MARS MINERALOGY: CONTEXT FROM SPACECRAFT AND METEORITES

The martian surface is dominated by minerals characteristic of mafic igneous rocks, and volcanic landforms are common. Global scale mineralogy has been mapped from orbit by the MGS spacecraft using thermal emission spectrometry (TES). Major surface units of the ancient crust consist of pyroxenes and plagioclase, with varying proportions of olivine and alteration minerals. Quartz is known from only one location. Because of spectral ambiguities, controversy exists about the interpretation of andesite (as seen at the Mars Pathfinder landing site) versus chemically weathered basalt. Materials spectrally interpreted to be weathered basalts are restricted to high latitudes where interactions with ice may have occurred. The martian regolith consists of a globally homogenized(?) dust having basaltic composition, with admixed local rock and salt components.

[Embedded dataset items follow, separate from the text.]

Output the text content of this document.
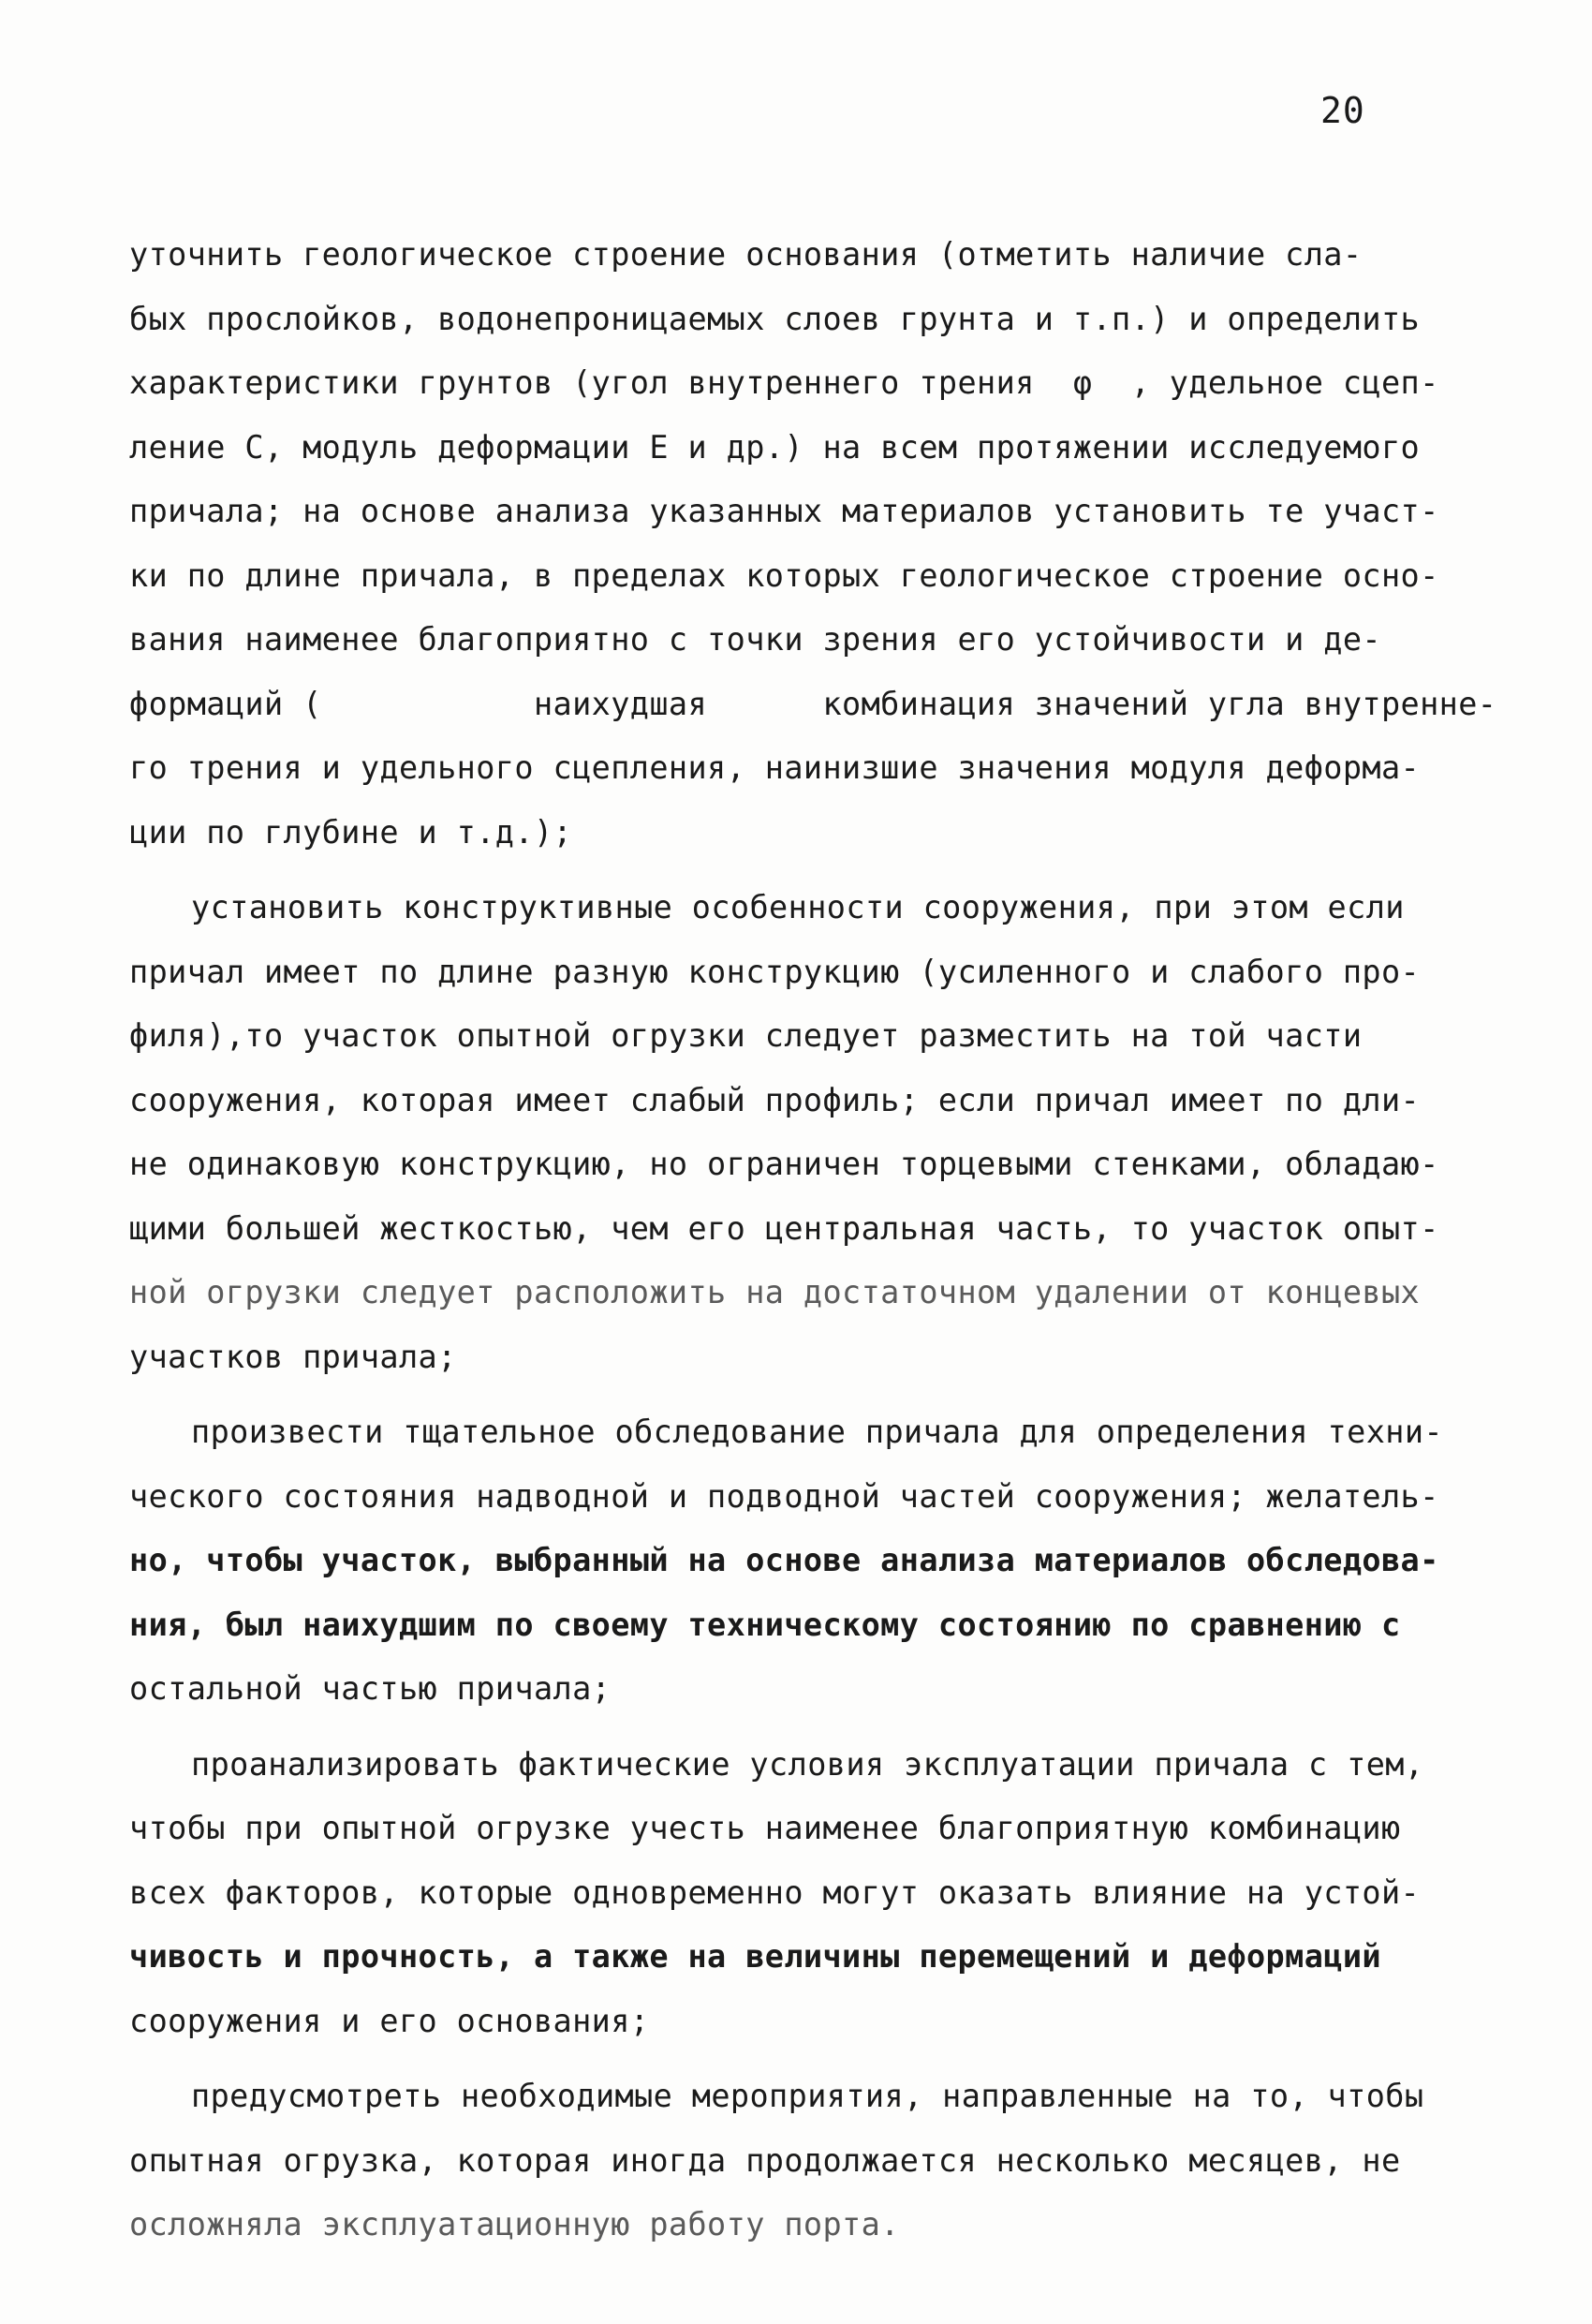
20
уточнить геологическое строение основания (отметить наличие сла-
бых прослойков, водонепроницаемых слоев грунта и т.п.) и определить
характеристики грунтов (угол внутреннего трения  φ  , удельное сцеп-
ление С, модуль деформации Е и др.) на всем протяжении исследуемого
причала; на основе анализа указанных материалов установить те участ-
ки по длине причала, в пределах которых геологическое строение осно-
вания наименее благоприятно с точки зрения его устойчивости и де-
формаций (           наихудшая      комбинация значений угла внутренне-
го трения и удельного сцепления, наинизшие значения модуля деформа-
ции по глубине и т.д.);
установить конструктивные особенности сооружения, при этом если
причал имеет по длине разную конструкцию (усиленного и слабого про-
филя),то участок опытной огрузки следует разместить на той части
сооружения, которая имеет слабый профиль; если причал имеет по дли-
не одинаковую конструкцию, но ограничен торцевыми стенками, обладаю-
щими большей жесткостью, чем его центральная часть, то участок опыт-
ной огрузки следует расположить на достаточном удалении от концевых
участков причала;
произвести тщательное обследование причала для определения техни-
ческого состояния надводной и подводной частей сооружения; желатель-
но, чтобы участок, выбранный на основе анализа материалов обследова-
ния, был наихудшим по своему техническому состоянию по сравнению с
остальной частью причала;
проанализировать фактические условия эксплуатации причала с тем,
чтобы при опытной огрузке учесть наименее благоприятную комбинацию
всех факторов, которые одновременно могут оказать влияние на устой-
чивость и прочность, а также на величины перемещений и деформаций
сооружения и его основания;
предусмотреть необходимые мероприятия, направленные на то, чтобы
опытная огрузка, которая иногда продолжается несколько месяцев, не
осложняла эксплуатационную работу порта.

Martian (SNC) meteorites generally have young (<1.3 Ga) crystallization ages and represent later additions to the crust. They are basaltic or cumulate rocks composed of pyroxenes, olivine, plagioclase (or alkali feldspar), oxides, sulfides, phosphates, and silica. Rocks with similar spectra are not recognized in TES mapping, suggesting that SNCs were derived from equatorial volcanic terrains obscured by dust. Small amounts of secondary minerals (clay, carbonate, sulfate, halide) in martian meteorites formed by reaction with subsurface fluids.

Gusev Crater rocks analyzed by Spirit are picritic basalts, having compositions distinct from TES surface units but similar mineral compositions. These rocks expand the known compositional range of magmatic rocks in the martian crust. Surface rinds and veins confirm that some martian rocks have been altered by fluids. One Meridiani rock analyzed by Opportunity is similar in composition and mineralogy to shergottites. Sulfate outcrops at Meridiani suggest that salts found in soils at all landing sites could be an admixed global evaporite component rather than local cements.